Non basta amare il proprio corpo per mettere fine alle discriminazioni, al body shaming o alle micro-aggressioni frutto di secoli di metafore invalidanti. Alla luce di questo, per quanto possa valere il discorso dell’esposizione mediatica e “dell’esempio positivo,” certi proclami ad amare il proprio corpo lanciati da influencer, bianche, ricche e occidentali — nonostante la buona fede — rischiano di suonare superficiali e ipocriti considerando uno scenario più ampio. E affermare che sentirsi belle dipende da noi, sciocco e riduttivo. 

Eppure si ha la sensazione che ormai il messaggio originario della body positivity sia andato man mano scomparendo, per lasciare spazio a una forma edulcorata di marketing. Un marketing che fa leva sul sentimentalismo e sulle insicurezze per riuscire a vendersi meglio. Nella maggior parte dei casi la body positivity è percepita e utilizzata come una stampella per la nostra autostima, dal momento che l’unico ragionamento che segue a immagini di donne che si mostrano così come sono, di norma è “se persino una donna grassa riesce a mostrare il proprio corpo, allora posso farlo anche io,” oppure “wow se persino con dei difetti fisici ci si riesce a piacere che problema mi faccio io che non ne ho.” E questo è sbagliato.

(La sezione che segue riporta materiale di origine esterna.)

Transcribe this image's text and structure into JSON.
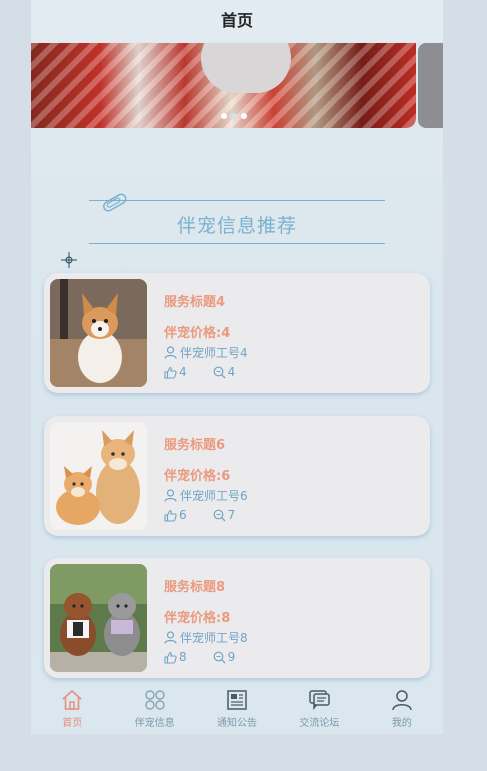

È sbagliato soprattutto nei confronti delle persone che vivono questa, e altre condizioni che purtroppo oggi sono ancora considerate atipiche e che non vengono generalmente accettate — nella fattispecie il sovrappeso, ma anche la malattia o la disabilità — sulla loro pelle, a prescindere dal fatto di viverla o meno come una missione o una battaglia personale. Le persone grasse, o con un corpo non conforme agli standard imposti, al limite, dovrebbero essere celebrate per il modo in cui resistono una società e in un mondo ostile che rigetta i loro corpi fino a rendere un’anomalia il solo fatto di esistere. 

Allora il presupposto, o meglio, ciò che andrebbe almeno capito prima di lanciarsi in panegirici sulla forza e il coraggio presunti di alcuni gesti che celebriamo come body positivity è che nessun corpo è sbagliato o da nascondere e soprattutto che in una società sana nessuna ragazza andando al mare dovrebbe sentirsi una guerriera per aver indossato un due pezzi.